The minister said the incumbent Sheikh Hasina-led government had extended its hands of friendship towards India.
“We too expect honest, neighbourly attitude from them (India),” he said.
The issues are likely to play an important role in the national election sometime at the end of December this year or early next year.
Foreign Minister Dipu Moni on her India visit last month met Indian Prime Minister Manmohan Singh and opposition Bharatiya Janata Party (BJP) leader Arun Jaitley to rally support for the LBA and Teesta water-sharing deals.
The BJP had initially opposed introduction of the bills in Parliament.
“If this bill does not go through…they will surely become important issues in the rundown to parliament elections in my country,” she had said.
The Land Boundary Agreement involves swapping 111 Indian enclaves in Bangladesh with 51 Bangladesh enclaves in India and preserve status quo on the adversely possessed swathes of land.
Opposition BJP had accused the Congress-led coalition government of ignoring the people’s ‘emotions’ living near the border while ‘casually’ inking the additional protocol to the Land Boundary Agreement in September 2011.
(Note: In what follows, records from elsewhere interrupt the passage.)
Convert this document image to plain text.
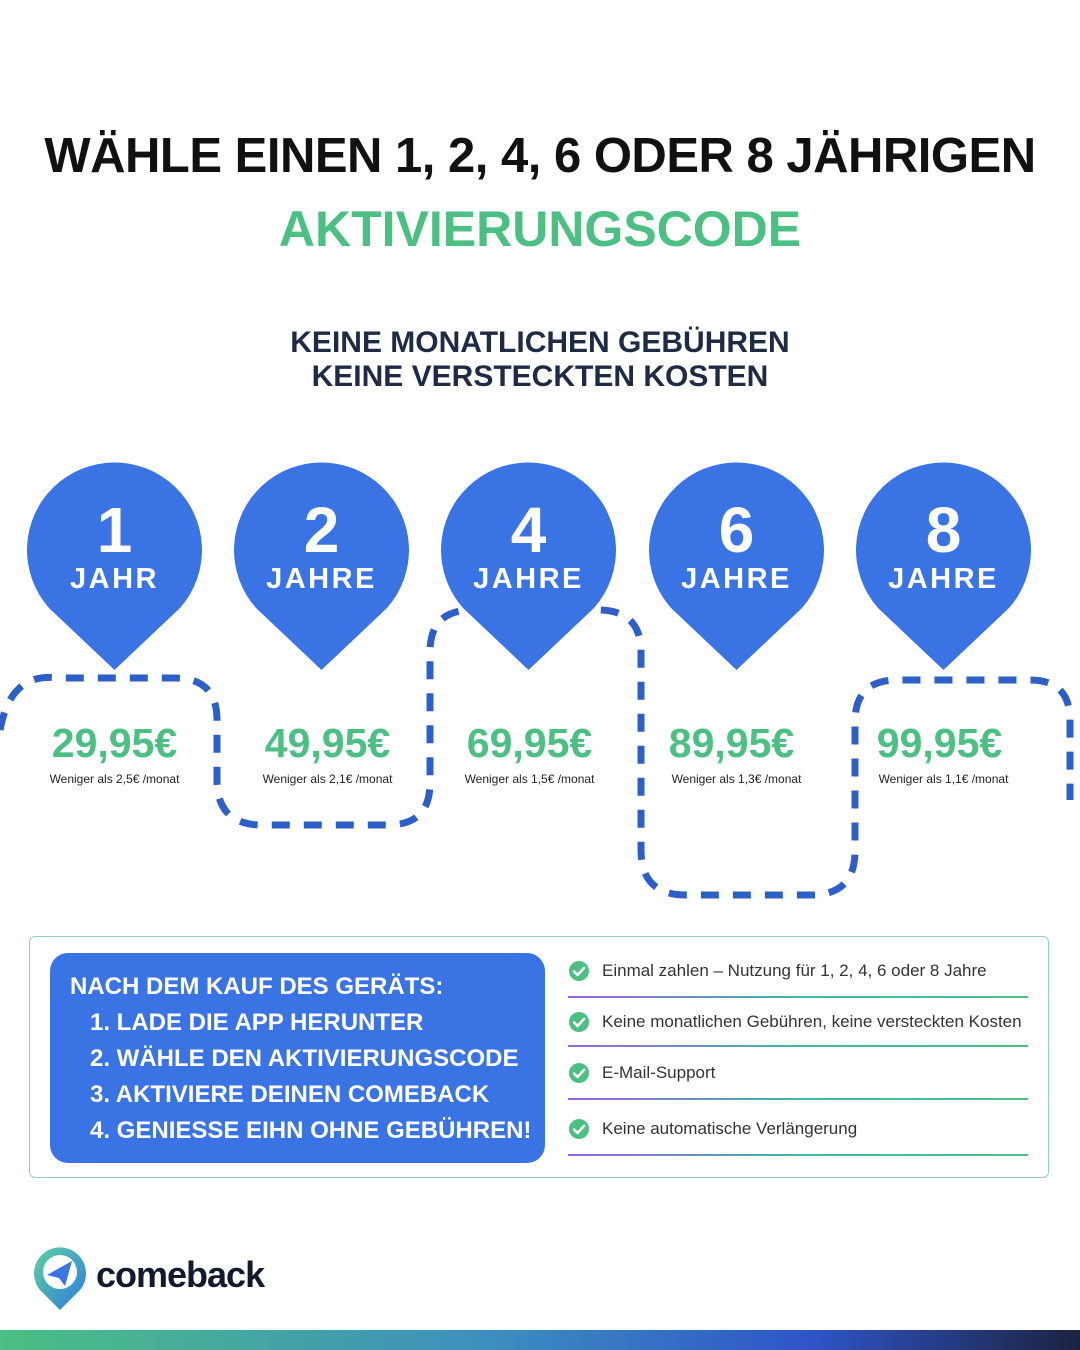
WÄHLE EINEN 1, 2, 4, 6 ODER 8 JÄHRIGEN
AKTIVIERUNGSCODE
KEINE MONATLICHEN GEBÜHREN
KEINE VERSTECKTEN KOSTEN
1
JAHR
2
JAHRE
4
JAHRE
6
JAHRE
8
JAHRE
29,95€
Weniger als 2,5€ /monat
49,95€
Weniger als 2,1€ /monat
69,95€
Weniger als 1,5€ /monat
89,95€
Weniger als 1,3€ /monat
99,95€
Weniger als 1,1€ /monat
NACH DEM KAUF DES GERÄTS:
1. LADE DIE APP HERUNTER
2. WÄHLE DEN AKTIVIERUNGSCODE
3. AKTIVIERE DEINEN COMEBACK
4. GENIESSE EIHN OHNE GEBÜHREN!
Einmal zahlen – Nutzung für 1, 2, 4, 6 oder 8 Jahre
Keine monatlichen Gebühren, keine versteckten Kosten
E-Mail-Support
Keine automatische Verlängerung
comeback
To ratify the 1974 Land Boundary Agreement along with the protocol signed in September 2011, India needs to amend its Constitution.
West Bengal Chief Minister Mamata Banerjee has been sternly opposing the two deals saying they harm India’s interests.
Minister Quader expressed frustration at the opposition from Banerjee.
“We would not have been hurt that much if the opposition came from a Hindi-speaking state,” he said. “But the opposition came from a Bengali-speaking state in realising our just share,” Quader said referring to the two stalled deals.
He said the move from the West Bengal Chief Minister was ‘unexpected’.
Banerjee had reportedly shelved hydrologist Kalyan Rudra’s ‘preliminary’ report on the Teesta river.
Rudra reportedly observed that Teesta should be allowed to flow ‘as normally as possible’ into Bangladesh – or else it will dry up if too much of its waters are withdrawn upstream.
Analysts say the stiff opposition is in fact Banerjee’s attempts to bail out her cash-strapped state by making the Teesta treaty a bargaining point to make Delhi concede her financial demands.
She recently appointed her trusted aide and former Railway Minister Mukul Roy in charge of negotiations with the Indian external affairs ministry on the land boundary issue.
Referring to Banerjee, Quader said, “You call yourself a leader of the people and the land.
“We hope you would cordially assist the central [Indian] government in realising the just demands of millions of Bangalees (Bangladesh),” he said.